Updated

British Prime Minister David Cameron said the United States was doing the right thing by meeting with Taliban representatives after the Afghan militants opened an office in Qatar.

Speaking at the end of the G8 summit in Northern Ireland, Cameron said leaders had discussed the issue during a dinner on Monday night during which they focused on foreign policy.

"I think this is the right thing to do, of course it involves all sorts of difficulties," Cameron told a news conference at the summit on the edge of a lake in the luxury Lough Erne golf resort.

Cameron said the security response in Afghanistan, where Britain still has around 7,900 troops and is in the process of handing over to Afghan security forces, had to be matched by a "political process."

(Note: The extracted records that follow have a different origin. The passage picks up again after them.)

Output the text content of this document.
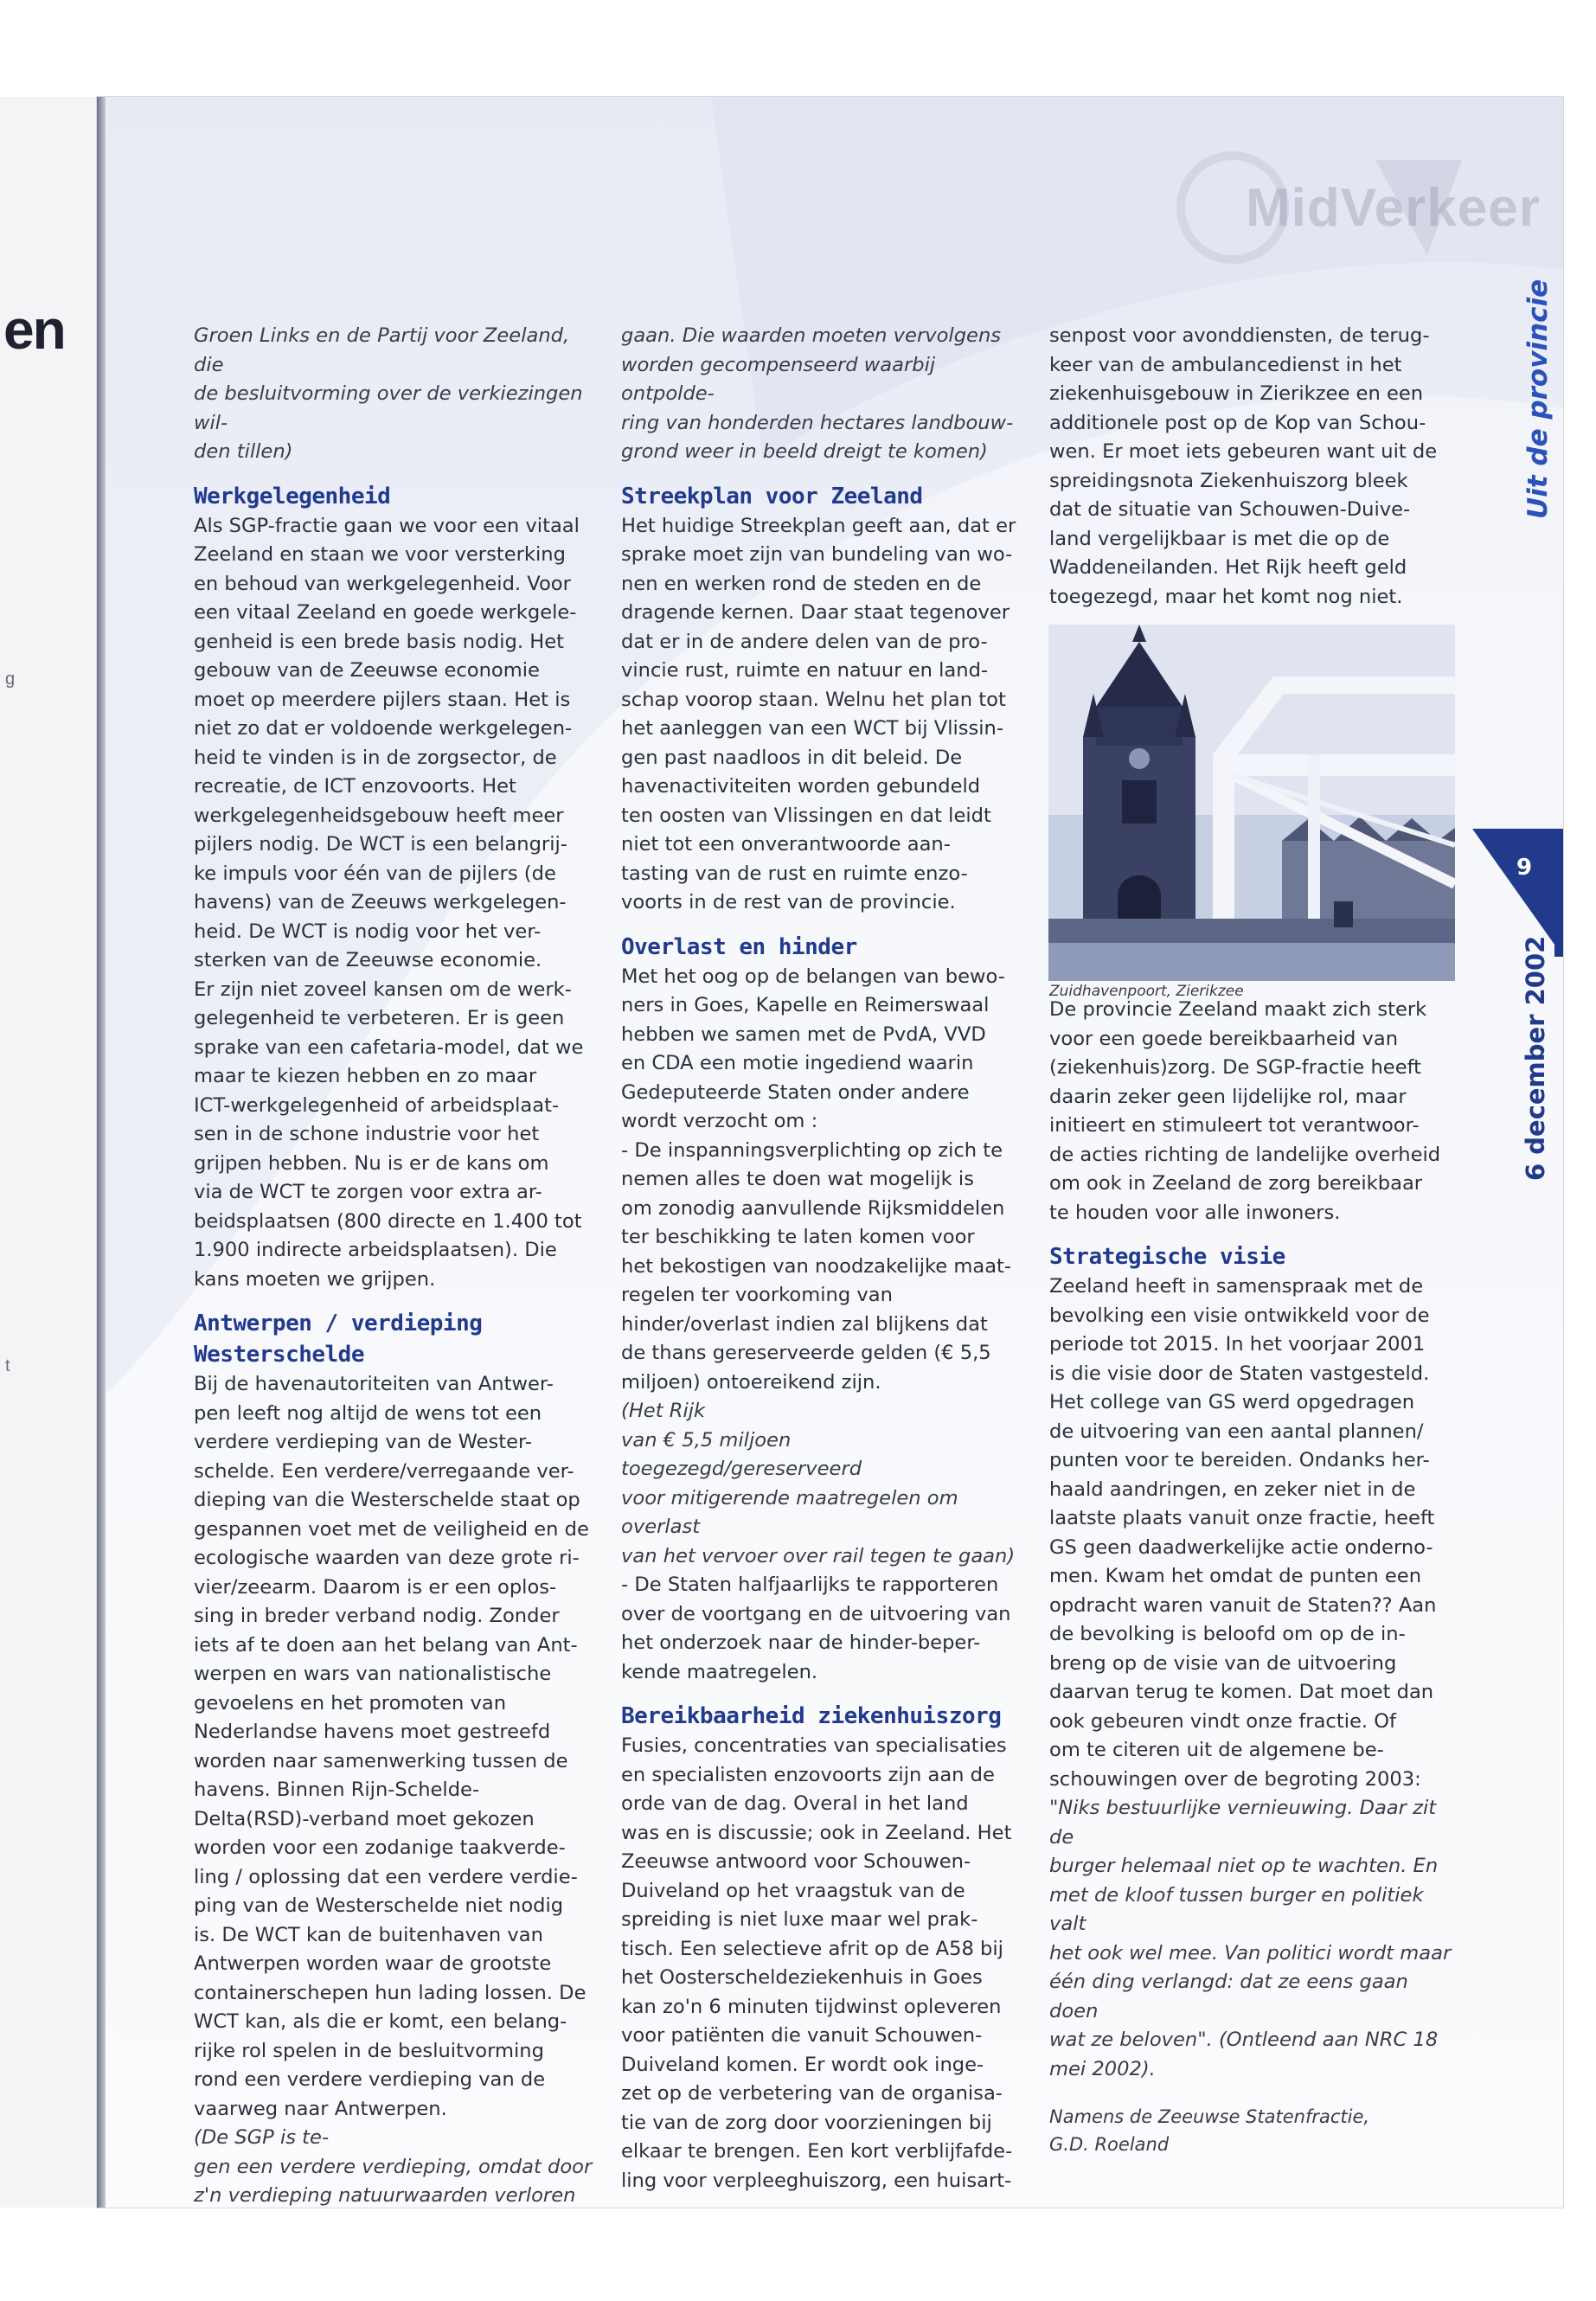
en
g
t
MidVerkeer

Groen Links en de Partij voor Zeeland, die
de besluitvorming over de verkiezingen wil-
den tillen)

Werkgelegenheid

Als SGP-fractie gaan we voor een vitaal
Zeeland en staan we voor versterking
en behoud van werkgelegenheid. Voor
een vitaal Zeeland en goede werkgele-
genheid is een brede basis nodig. Het
gebouw van de Zeeuwse economie
moet op meerdere pijlers staan. Het is
niet zo dat er voldoende werkgelegen-
heid te vinden is in de zorgsector, de
recreatie, de ICT enzovoorts. Het
werkgelegenheidsgebouw heeft meer
pijlers nodig. De WCT is een belangrij-
ke impuls voor één van de pijlers (de
havens) van de Zeeuws werkgelegen-
heid. De WCT is nodig voor het ver-
sterken van de Zeeuwse economie.
Er zijn niet zoveel kansen om de werk-
gelegenheid te verbeteren. Er is geen
sprake van een cafetaria-model, dat we
maar te kiezen hebben en zo maar
ICT-werkgelegenheid of arbeidsplaat-
sen in de schone industrie voor het
grijpen hebben. Nu is er de kans om
via de WCT te zorgen voor extra ar-
beidsplaatsen (800 directe en 1.400 tot
1.900 indirecte arbeidsplaatsen). Die
kans moeten we grijpen.

Antwerpen / verdieping Westerschelde

Bij de havenautoriteiten van Antwer-
pen leeft nog altijd de wens tot een
verdere verdieping van de Wester-
schelde. Een verdere/verregaande ver-
dieping van die Westerschelde staat op
gespannen voet met de veiligheid en de
ecologische waarden van deze grote ri-
vier/zeearm. Daarom is er een oplos-
sing in breder verband nodig. Zonder
iets af te doen aan het belang van Ant-
werpen en wars van nationalistische
gevoelens en het promoten van
Nederlandse havens moet gestreefd
worden naar samenwerking tussen de
havens. Binnen Rijn-Schelde-
Delta(RSD)-verband moet gekozen
worden voor een zodanige taakverde-
ling / oplossing dat een verdere verdie-
ping van de Westerschelde niet nodig
is. De WCT kan de buitenhaven van
Antwerpen worden waar de grootste
containerschepen hun lading lossen. De
WCT kan, als die er komt, een belang-
rijke rol spelen in de besluitvorming
rond een verdere verdieping van de
vaarweg naar Antwerpen.

(De SGP is te-
gen een verdere verdieping, omdat door
z'n verdieping natuurwaarden verloren

gaan. Die waarden moeten vervolgens
worden gecompenseerd waarbij ontpolde-
ring van honderden hectares landbouw-
grond weer in beeld dreigt te komen)

Streekplan voor Zeeland

Het huidige Streekplan geeft aan, dat er
sprake moet zijn van bundeling van wo-
nen en werken rond de steden en de
dragende kernen. Daar staat tegenover
dat er in de andere delen van de pro-
vincie rust, ruimte en natuur en land-
schap voorop staan. Welnu het plan tot
het aanleggen van een WCT bij Vlissin-
gen past naadloos in dit beleid. De
havenactiviteiten worden gebundeld
ten oosten van Vlissingen en dat leidt
niet tot een onverantwoorde aan-
tasting van de rust en ruimte enzo-
voorts in de rest van de provincie.

Overlast en hinder

Met het oog op de belangen van bewo-
ners in Goes, Kapelle en Reimerswaal
hebben we samen met de PvdA, VVD
en CDA een motie ingediend waarin
Gedeputeerde Staten onder andere
wordt verzocht om :
- De inspanningsverplichting op zich te
nemen alles te doen wat mogelijk is
om zonodig aanvullende Rijksmiddelen
ter beschikking te laten komen voor
het bekostigen van noodzakelijke maat-
regelen ter voorkoming van
hinder/overlast indien zal blijkens dat
de thans gereserveerde gelden (€ 5,5
miljoen) ontoereikend zijn.

(Het Rijk
van € 5,5 miljoen toegezegd/gereserveerd
voor mitigerende maatregelen om overlast
van het vervoer over rail tegen te gaan)

- De Staten halfjaarlijks te rapporteren
over de voortgang en de uitvoering van
het onderzoek naar de hinder-beper-
kende maatregelen.

Bereikbaarheid ziekenhuiszorg

Fusies, concentraties van specialisaties
en specialisten enzovoorts zijn aan de
orde van de dag. Overal in het land
was en is discussie; ook in Zeeland. Het
Zeeuwse antwoord voor Schouwen-
Duiveland op het vraagstuk van de
spreiding is niet luxe maar wel prak-
tisch. Een selectieve afrit op de A58 bij
het Oosterscheldeziekenhuis in Goes
kan zo'n 6 minuten tijdwinst opleveren
voor patiënten die vanuit Schouwen-
Duiveland komen. Er wordt ook inge-
zet op de verbetering van de organisa-
tie van de zorg door voorzieningen bij
elkaar te brengen. Een kort verblijfafde-
ling voor verpleeghuiszorg, een huisart-

senpost voor avonddiensten, de terug-
keer van de ambulancedienst in het
ziekenhuisgebouw in Zierikzee en een
additionele post op de Kop van Schou-
wen. Er moet iets gebeuren want uit de
spreidingsnota Ziekenhuiszorg bleek
dat de situatie van Schouwen-Duive-
land vergelijkbaar is met die op de
Waddeneilanden. Het Rijk heeft geld
toegezegd, maar het komt nog niet.

De provincie Zeeland maakt zich sterk
voor een goede bereikbaarheid van
(ziekenhuis)zorg. De SGP-fractie heeft
daarin zeker geen lijdelijke rol, maar
initieert en stimuleert tot verantwoor-
de acties richting de landelijke overheid
om ook in Zeeland de zorg bereikbaar
te houden voor alle inwoners.

Strategische visie

Zeeland heeft in samenspraak met de
bevolking een visie ontwikkeld voor de
periode tot 2015. In het voorjaar 2001
is die visie door de Staten vastgesteld.
Het college van GS werd opgedragen
de uitvoering van een aantal plannen/
punten voor te bereiden. Ondanks her-
haald aandringen, en zeker niet in de
laatste plaats vanuit onze fractie, heeft
GS geen daadwerkelijke actie onderno-
men. Kwam het omdat de punten een
opdracht waren vanuit de Staten?? Aan
de bevolking is beloofd om op de in-
breng op de visie van de uitvoering
daarvan terug te komen. Dat moet dan
ook gebeuren vindt onze fractie. Of
om te citeren uit de algemene be-
schouwingen over de begroting 2003:

"Niks bestuurlijke vernieuwing. Daar zit de
burger helemaal niet op te wachten. En
met de kloof tussen burger en politiek valt
het ook wel mee. Van politici wordt maar
één ding verlangd: dat ze eens gaan doen
wat ze beloven". (Ontleend aan NRC 18
mei 2002).

Namens de Zeeuwse Statenfractie,
G.D. Roeland
Zuidhavenpoort, Zierikzee
Uit de provincie
9
6 december 2002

"That is exactly what I hope can happen with elements of the Taliban -- that is the point of the Taliban office in Doha in Qatar and that is the point of the discussions that the Americans will have," Cameron said.

"And we've been fully engaged and involved in this process right from the start, indeed from the moment I became prime minister."

Washington announced the talks "in a couple of days" in Doha as the Taliban said they had opened an office there to oversee peace talks.

Cameron highlighted the similarities between the situation in Afghanistan and Northern Ireland, where a 1998 peace accord largely ended decades of Protestant-Catholic violence.

"In the end we're standing in a place where people who were once committed to violence decided to give up that violence and join a political process and that is what is required in Afghanistan," he said.

"That shouldn't signal any weakening of our security response, it absolutely doesn't, but if we can persuade people there is a legitimate political path for them to follow we should do so."